Mr THOMPSON (Port Adelaide) . - I would not have risen at this stage had the Deputy Leader of the Opposition (Mr. Calwell) not made the observations that he has. One reason, Mr. Speaker, why this report is presented to-day is so that members will have before them all the relevant information when they come to a matter that appears on the notice.paper. concerning the expenditure from the Advance to the Treasurer. This discussion must take place before the conclusion of the current sessional period, and members will find the information contained in this report of great value.

I say also, Sir. that I entirely disagree with the remarks of the honorable member for Melbourne as to the committee's reports not being worth while. I have been on the committee from the time it was reappointed in 1952, and I know that its work has been of great value to Australia's finances. It has also been most valuable in providing information for any members of the Parliament who care to peruse the committee's reports. However, those reports are frequently treated in the same manner as many other reports that come before us. The reports of the Public Accounts Committee come before the Parliament, as do other reports, but it is only on rare occasions that the House debates them. At times an honorable member may mention in a speech something that has appeared in a report, but, by and large, the committee has found that although tremendous expenditure is incurred in the preparation and printing of documents and papers for this House, probably 90 per cent, of what is put before honorable members is rarely looked at by them.

This does not mean, however, that all these reports should not be made available to the Parliament. Consider the reports of the Auditor-General. A number of honorable members, of course, do refer to observations made by the Auditor-General in his reports, and they try to improve matters concerning which that officer has offered criticism. But the great value of the Auditor-General's reports is not to be found in comments made in this House by honorable members. The fact is that when the Auditor-General reports adversely on a particular aspect of the work of a certain department, the departmental officers know that the matter can become the subject of criticism in debates in this Parliament, and because of this very fact they make every effort to improve matters within the department.

So it is in connexion with the reports of the Public Accounts Committee. The committee made a report on the Department of Civil Aviation, and we know that at that time a certain Minister took particular exception to what was said in the report. Other reports have been made by the committee, as a result of which certain unsatisfactory administrative features have been ventilated in the Parliament. If it had not been for the committee's investigations and comments these matters would never have been mentioned in the House.

I feel, therefore, that a misconception exists with regard to the committee's work, as appears from the remarks of the Deputy Leader of the Opposition. That misconception applies particularly to the report now before us, which deals with expenditure from the Treasurer's Advance.
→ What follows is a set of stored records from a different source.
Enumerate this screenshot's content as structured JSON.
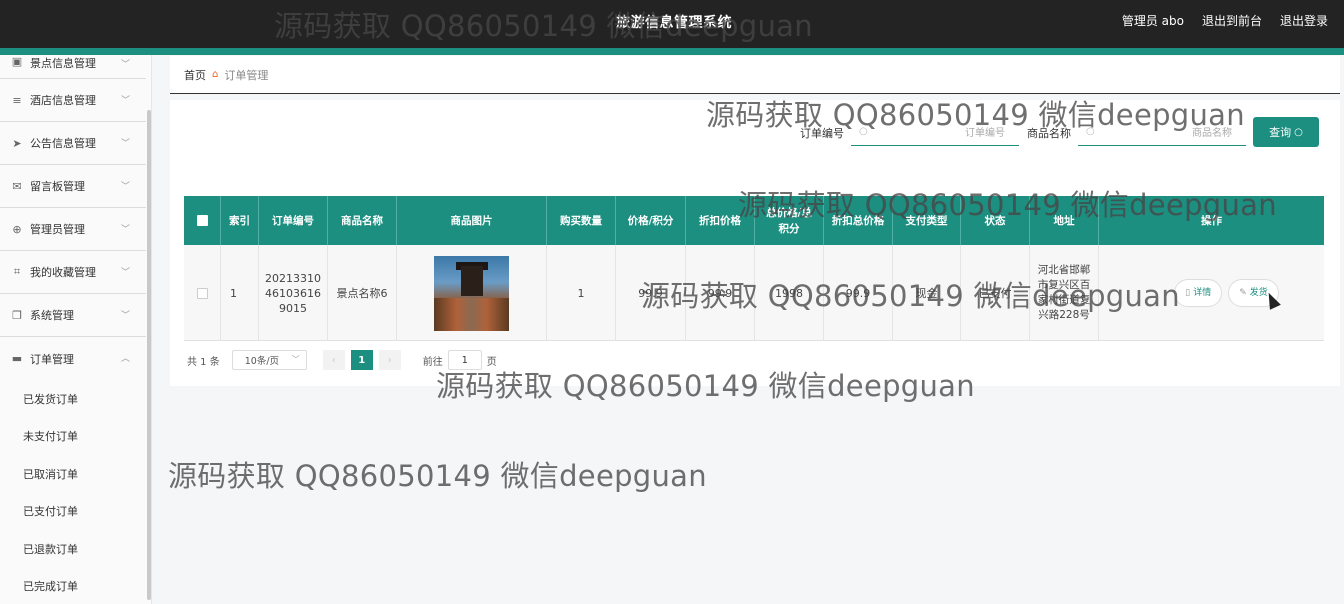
{
  "header": {
    "title": "旅游信息管理系统",
    "user": "管理员 abo",
    "to_front": "退出到前台",
    "logout": "退出登录"
  },
  "sidebar": {
    "items": [
      {
        "label": "景点信息管理",
        "icon": "clipboard-icon",
        "glyph": "▣",
        "chevron": "﹀"
      },
      {
        "label": "酒店信息管理",
        "icon": "list-icon",
        "glyph": "≡",
        "chevron": "﹀"
      },
      {
        "label": "公告信息管理",
        "icon": "send-icon",
        "glyph": "➤",
        "chevron": "﹀"
      },
      {
        "label": "留言板管理",
        "icon": "mail-icon",
        "glyph": "✉",
        "chevron": "﹀"
      },
      {
        "label": "管理员管理",
        "icon": "compass-icon",
        "glyph": "⊕",
        "chevron": "﹀"
      },
      {
        "label": "我的收藏管理",
        "icon": "crop-icon",
        "glyph": "⌗",
        "chevron": "﹀"
      },
      {
        "label": "系统管理",
        "icon": "copy-icon",
        "glyph": "❐",
        "chevron": "﹀"
      },
      {
        "label": "订单管理",
        "icon": "cart-icon",
        "glyph": "▬",
        "chevron": "︿"
      }
    ],
    "subitems": [
      "已发货订单",
      "未支付订单",
      "已取消订单",
      "已支付订单",
      "已退款订单",
      "已完成订单"
    ]
  },
  "breadcrumb": {
    "home": "首页",
    "sep_icon": "home-icon",
    "current": "订单管理"
  },
  "search": {
    "order_label": "订单编号",
    "order_placeholder": "订单编号",
    "product_label": "商品名称",
    "product_placeholder": "商品名称",
    "query_button": "查询"
  },
  "table": {
    "headers": [
      "索引",
      "订单编号",
      "商品名称",
      "商品图片",
      "购买数量",
      "价格/积分",
      "折扣价格",
      "总价格/总积分",
      "折扣总价格",
      "支付类型",
      "状态",
      "地址",
      "操作"
    ],
    "rows": [
      {
        "index": "1",
        "order_no": "20213310 46103616 9015",
        "product": "景点名称6",
        "quantity": "1",
        "price": "99.9",
        "discount_price": "99.9",
        "total": "1998",
        "discount_total": "99.9",
        "pay_type": "现金",
        "status": "已支付",
        "address": "河北省邯郸市复兴区百家村街道复兴路228号",
        "detail_btn": "详情",
        "ship_btn": "发货"
      }
    ]
  },
  "pagination": {
    "total": "共 1 条",
    "page_size": "10条/页",
    "current_page": "1",
    "goto_label": "前往",
    "goto_value": "1",
    "page_suffix": "页"
  },
  "watermark": "源码获取 QQ86050149 微信deepguan",
  "colors": {
    "accent": "#1c8f80",
    "header": "#232323"
  }
}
When we are discussing other expenditure we have the Estimates and various appropriations put before us, but money from the Treasurer's Advance can be used for all sorts of things that have not been put before the Parliament and approved by it. The purpose of this report is to put before honorable members those matters that the committee believes should be considered by them. Although we have not reported on every individual item of expenditure by the different departments, we have reported on those matters which we believed should be brought to the notice of honorable members. We have taken great pains to prepare this report and present it to the Parliament as quickly as possible, so that honorable members will have the advantage of the information contained in it when they are considering expenditure from the Treasurer's Advance. We did not want the report merely to be printed and then left by the wayside.